Rozzie and Mort and Viper and Hecate, the girl who had been so rude to her and had made the children paint the bus black.
They all dropped to their knees.
And then Gwyn appeared, tall and bearded in a shroud of mist, and he held up his sickle before throwing it to the ground at the bottom of the bed. And all the people in the room said in unison, 'We honour you, Diane Fortune.'
Verity awoke into shrilling darkness and clicked off her travel alarm.
She had slept for four hours, after making Wanda's supper and mugs of calming cocoa. Wanda, who had drunk too much, had been in one of her unpleasant, resentful moods at being obliged to rise before dawn to put on a public relations sideshow with a bloody Christian.
The luminous hands of the travel alarm told Verity it was five thirty. She arose at once, against the tug from her hip, into the tainted luxury of her suite at Wanda's.
Tainted by guilt. She arose into guilt. She had deserted her post. She had allowed Mr Powys to guide her away from the 'grave and mortal danger' foretold by Major Shepherd.
And left little Councillor Woolaston in its path.
Perhaps that part was over. Perhaps the intruders had been caught and detained by the police.
And perhaps something horrible had occurred.
Verity washed in cold water, for the heating had not yet come on. She heard the first spatter of sleet against the window.
She felt sick to her soul.
FIFTEEN
Lights Go Out
Woolly played patience at the kitchen table and didn't once win.
Life was like this. All you could do was keeping turning over the cards, never knowing how they were stacked.
Of course, this wasn't the case with everybody. Some people cheated, and some people actually knew how to shuffle the pack. Glastonbury had far more than the average number of people who thought they knew how to stack the deck, but Woolly had no illusions.
He dealt himself three more and turned over the stack, but nothing would fit.
He knew he'd done one good thing this past night, but couldn't figure how he'd done it. Maybe, just that once, he'd turned the right card. Maybe he'd found an opening in the house's black atmosphere. Whatever, something had let him take the wheel of the black bus, and he'd saved a life.

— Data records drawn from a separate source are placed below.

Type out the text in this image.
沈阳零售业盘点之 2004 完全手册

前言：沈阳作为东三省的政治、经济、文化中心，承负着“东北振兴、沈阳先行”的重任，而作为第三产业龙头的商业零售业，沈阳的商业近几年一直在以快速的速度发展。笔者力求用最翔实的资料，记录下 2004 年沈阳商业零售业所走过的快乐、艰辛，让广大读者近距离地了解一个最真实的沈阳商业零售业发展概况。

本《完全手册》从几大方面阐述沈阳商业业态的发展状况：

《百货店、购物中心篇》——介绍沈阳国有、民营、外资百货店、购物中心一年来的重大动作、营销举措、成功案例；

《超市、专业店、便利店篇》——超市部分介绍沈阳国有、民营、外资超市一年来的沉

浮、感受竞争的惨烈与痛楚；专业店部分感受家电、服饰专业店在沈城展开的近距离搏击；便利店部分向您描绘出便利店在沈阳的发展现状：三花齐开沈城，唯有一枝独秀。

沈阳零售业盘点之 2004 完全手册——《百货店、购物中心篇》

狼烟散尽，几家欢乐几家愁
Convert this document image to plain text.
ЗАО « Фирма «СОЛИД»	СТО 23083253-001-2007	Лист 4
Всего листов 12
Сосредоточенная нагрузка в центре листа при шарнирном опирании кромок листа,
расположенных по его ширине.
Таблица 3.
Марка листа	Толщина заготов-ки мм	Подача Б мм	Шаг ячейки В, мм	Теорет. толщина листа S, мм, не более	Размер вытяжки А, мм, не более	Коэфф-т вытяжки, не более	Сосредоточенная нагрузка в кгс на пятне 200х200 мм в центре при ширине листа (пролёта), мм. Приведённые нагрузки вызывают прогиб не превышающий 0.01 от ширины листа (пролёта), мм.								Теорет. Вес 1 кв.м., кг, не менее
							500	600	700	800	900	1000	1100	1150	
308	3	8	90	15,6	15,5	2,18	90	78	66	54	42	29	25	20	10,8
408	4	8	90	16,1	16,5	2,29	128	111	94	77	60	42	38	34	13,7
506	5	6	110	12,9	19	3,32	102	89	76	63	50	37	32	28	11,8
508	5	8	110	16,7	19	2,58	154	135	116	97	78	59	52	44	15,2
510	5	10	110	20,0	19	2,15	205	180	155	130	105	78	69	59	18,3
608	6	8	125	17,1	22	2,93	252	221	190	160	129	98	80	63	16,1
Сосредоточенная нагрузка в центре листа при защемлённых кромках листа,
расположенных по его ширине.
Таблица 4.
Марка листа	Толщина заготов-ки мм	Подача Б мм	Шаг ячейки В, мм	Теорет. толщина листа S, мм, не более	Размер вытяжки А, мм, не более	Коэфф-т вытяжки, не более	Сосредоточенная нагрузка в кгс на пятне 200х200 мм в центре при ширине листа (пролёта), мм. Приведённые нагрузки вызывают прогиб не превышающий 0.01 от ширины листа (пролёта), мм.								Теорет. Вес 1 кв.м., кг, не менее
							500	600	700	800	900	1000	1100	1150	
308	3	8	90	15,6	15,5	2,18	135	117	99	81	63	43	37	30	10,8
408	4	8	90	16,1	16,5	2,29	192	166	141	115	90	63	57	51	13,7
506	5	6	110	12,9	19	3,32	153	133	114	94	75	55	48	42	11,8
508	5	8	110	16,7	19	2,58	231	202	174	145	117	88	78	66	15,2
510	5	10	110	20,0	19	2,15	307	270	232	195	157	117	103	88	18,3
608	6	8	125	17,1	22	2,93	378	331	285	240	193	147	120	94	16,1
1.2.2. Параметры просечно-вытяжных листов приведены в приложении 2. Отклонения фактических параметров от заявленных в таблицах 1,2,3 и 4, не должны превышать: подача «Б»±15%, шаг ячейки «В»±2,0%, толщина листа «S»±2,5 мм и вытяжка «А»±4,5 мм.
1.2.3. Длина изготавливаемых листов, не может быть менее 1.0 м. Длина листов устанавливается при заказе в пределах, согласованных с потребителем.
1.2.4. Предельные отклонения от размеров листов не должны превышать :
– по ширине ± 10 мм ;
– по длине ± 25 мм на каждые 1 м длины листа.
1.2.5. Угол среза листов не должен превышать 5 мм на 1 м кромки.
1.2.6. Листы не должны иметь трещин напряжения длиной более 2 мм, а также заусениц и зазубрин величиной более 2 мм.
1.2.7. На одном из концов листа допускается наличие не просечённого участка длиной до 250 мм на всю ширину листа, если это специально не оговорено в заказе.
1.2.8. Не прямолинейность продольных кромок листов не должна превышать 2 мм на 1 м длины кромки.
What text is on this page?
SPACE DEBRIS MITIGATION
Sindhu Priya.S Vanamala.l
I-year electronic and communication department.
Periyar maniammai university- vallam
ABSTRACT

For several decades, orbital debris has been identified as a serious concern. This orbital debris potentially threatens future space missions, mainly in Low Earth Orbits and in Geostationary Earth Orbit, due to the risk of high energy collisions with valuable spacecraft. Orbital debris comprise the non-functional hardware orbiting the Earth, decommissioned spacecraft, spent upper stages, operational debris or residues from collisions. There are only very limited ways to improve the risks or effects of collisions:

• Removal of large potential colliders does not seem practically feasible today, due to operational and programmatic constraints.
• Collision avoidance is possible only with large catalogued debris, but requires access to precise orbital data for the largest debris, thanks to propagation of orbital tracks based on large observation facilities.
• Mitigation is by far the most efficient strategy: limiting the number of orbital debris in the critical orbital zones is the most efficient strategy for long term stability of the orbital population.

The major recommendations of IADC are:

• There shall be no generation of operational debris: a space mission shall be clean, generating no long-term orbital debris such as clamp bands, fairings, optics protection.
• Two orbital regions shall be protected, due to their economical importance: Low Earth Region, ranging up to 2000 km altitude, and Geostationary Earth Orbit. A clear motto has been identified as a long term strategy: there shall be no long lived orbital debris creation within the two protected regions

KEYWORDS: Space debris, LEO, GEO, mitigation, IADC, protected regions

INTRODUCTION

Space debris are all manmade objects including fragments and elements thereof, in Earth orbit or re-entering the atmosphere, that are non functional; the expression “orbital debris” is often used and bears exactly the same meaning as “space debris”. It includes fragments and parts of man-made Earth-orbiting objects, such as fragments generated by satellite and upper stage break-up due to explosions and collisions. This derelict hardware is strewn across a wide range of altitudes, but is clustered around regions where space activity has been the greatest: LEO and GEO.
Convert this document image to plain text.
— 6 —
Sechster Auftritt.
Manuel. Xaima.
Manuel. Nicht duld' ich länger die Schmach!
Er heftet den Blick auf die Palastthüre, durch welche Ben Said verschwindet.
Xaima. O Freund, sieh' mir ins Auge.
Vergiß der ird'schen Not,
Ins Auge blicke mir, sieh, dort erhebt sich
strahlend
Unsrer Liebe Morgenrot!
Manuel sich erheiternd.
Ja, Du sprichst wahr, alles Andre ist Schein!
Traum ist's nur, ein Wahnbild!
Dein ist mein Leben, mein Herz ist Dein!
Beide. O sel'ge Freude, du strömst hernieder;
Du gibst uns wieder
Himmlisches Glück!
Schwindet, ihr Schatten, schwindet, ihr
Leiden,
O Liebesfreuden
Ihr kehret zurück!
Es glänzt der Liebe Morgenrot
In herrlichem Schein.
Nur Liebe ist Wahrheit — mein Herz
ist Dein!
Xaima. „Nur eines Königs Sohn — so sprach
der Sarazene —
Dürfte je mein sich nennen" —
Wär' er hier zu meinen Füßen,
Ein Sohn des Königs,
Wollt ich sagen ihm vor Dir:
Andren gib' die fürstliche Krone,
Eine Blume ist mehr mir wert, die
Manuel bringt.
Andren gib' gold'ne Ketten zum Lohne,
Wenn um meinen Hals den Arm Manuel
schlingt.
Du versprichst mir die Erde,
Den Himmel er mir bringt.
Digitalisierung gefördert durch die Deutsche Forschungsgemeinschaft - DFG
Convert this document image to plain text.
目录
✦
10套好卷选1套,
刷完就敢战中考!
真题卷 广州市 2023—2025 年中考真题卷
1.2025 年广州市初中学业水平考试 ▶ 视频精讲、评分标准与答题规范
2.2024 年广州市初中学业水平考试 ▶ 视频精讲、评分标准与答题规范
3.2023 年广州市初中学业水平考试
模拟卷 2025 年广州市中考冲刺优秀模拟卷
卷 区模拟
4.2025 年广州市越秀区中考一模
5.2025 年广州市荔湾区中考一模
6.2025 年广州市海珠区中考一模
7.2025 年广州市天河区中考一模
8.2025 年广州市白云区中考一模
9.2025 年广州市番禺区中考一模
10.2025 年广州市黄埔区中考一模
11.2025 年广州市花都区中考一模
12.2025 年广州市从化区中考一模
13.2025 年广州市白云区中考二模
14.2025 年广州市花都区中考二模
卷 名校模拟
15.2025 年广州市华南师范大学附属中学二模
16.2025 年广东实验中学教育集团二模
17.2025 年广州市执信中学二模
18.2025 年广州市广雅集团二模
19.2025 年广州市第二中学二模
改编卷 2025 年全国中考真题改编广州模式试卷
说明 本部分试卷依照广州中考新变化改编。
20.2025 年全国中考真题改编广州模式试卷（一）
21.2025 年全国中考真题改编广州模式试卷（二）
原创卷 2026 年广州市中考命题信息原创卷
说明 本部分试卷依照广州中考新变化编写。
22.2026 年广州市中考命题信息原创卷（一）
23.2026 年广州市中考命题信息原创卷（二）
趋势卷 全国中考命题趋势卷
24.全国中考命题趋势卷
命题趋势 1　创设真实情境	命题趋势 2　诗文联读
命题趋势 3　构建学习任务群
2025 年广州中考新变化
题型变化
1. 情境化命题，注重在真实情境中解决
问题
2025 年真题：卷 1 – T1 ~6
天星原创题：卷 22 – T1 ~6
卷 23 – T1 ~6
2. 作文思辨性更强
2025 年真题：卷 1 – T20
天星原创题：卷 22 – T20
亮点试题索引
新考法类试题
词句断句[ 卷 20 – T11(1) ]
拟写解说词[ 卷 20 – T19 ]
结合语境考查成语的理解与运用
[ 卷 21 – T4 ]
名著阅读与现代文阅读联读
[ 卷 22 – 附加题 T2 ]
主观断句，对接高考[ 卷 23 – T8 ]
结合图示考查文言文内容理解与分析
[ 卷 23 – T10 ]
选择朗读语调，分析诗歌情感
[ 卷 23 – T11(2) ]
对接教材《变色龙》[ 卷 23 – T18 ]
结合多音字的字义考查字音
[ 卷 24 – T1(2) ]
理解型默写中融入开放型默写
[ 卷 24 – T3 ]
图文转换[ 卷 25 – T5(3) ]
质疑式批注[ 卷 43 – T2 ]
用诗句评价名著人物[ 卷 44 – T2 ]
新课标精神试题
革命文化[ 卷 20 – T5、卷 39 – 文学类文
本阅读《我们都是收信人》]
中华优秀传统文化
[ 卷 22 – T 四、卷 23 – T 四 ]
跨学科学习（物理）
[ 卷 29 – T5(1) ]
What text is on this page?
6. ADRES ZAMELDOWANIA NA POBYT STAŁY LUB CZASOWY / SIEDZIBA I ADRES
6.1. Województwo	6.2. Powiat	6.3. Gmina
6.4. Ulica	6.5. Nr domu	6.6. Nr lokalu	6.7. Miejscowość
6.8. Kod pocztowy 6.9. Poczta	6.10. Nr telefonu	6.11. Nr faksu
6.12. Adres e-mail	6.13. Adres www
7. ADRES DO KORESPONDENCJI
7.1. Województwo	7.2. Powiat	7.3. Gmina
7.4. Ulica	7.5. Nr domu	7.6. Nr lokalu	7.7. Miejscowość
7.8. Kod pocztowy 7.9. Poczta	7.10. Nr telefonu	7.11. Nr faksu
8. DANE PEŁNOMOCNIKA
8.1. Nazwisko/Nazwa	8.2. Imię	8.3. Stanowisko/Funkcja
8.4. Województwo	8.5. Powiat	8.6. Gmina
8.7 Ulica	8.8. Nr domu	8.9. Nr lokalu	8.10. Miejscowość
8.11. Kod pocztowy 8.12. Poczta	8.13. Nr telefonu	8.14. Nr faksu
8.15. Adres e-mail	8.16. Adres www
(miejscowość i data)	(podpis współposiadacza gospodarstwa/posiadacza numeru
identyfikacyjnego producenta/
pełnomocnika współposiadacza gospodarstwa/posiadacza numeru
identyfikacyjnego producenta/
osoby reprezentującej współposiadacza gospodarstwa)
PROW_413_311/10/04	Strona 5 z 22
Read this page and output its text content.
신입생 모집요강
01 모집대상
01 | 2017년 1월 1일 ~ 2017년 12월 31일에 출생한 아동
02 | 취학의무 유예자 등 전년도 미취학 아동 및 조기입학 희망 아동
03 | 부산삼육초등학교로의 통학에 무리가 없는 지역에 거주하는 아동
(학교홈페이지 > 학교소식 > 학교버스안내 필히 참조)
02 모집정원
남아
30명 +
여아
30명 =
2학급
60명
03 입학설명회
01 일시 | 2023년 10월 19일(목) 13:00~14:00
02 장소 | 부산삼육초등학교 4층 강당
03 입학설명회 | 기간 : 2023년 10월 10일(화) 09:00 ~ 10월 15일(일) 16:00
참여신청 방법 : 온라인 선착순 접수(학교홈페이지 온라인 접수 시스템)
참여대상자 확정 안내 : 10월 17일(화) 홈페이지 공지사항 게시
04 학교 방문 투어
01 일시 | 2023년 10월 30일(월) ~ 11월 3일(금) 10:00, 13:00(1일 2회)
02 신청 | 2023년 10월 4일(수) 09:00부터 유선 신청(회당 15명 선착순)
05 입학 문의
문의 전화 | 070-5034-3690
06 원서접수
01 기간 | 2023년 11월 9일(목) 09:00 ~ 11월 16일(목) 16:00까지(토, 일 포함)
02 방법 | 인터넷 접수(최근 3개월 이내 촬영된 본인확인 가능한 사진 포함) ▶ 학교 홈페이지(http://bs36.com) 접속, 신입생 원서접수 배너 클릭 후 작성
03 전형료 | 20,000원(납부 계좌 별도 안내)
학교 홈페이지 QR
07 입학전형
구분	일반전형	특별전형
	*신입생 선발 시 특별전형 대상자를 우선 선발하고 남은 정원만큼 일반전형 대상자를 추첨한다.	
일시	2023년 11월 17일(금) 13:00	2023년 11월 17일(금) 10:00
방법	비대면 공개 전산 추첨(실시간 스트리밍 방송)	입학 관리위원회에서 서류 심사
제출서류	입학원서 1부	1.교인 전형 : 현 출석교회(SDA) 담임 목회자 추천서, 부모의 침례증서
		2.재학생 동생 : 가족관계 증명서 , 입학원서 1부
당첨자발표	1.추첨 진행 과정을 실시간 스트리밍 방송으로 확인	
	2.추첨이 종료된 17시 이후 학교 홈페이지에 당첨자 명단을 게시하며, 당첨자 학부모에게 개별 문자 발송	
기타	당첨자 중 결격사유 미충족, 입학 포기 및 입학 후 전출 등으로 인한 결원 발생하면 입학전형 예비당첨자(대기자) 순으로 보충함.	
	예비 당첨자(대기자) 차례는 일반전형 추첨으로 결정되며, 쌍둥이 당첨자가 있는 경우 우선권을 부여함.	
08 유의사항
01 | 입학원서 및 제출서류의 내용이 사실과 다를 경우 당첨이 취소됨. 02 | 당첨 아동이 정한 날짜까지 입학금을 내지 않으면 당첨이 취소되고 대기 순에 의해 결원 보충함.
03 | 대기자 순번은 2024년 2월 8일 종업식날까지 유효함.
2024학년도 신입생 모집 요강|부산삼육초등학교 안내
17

Woolly hoped it was a good life.
He was hoping this when the lights began to go out.
Powys put his hands on her shoulders and was horrified. There was a layer of frost on the muslin.
'I'm all right,' she said, 'leave me.'
'You're not.' He thought, what are we doing? What have I done? She's had pneumonia, she's been through hell. Just for odd moments he'd thought, this is it. Without quite knowing what he meant, or even what he hoped for.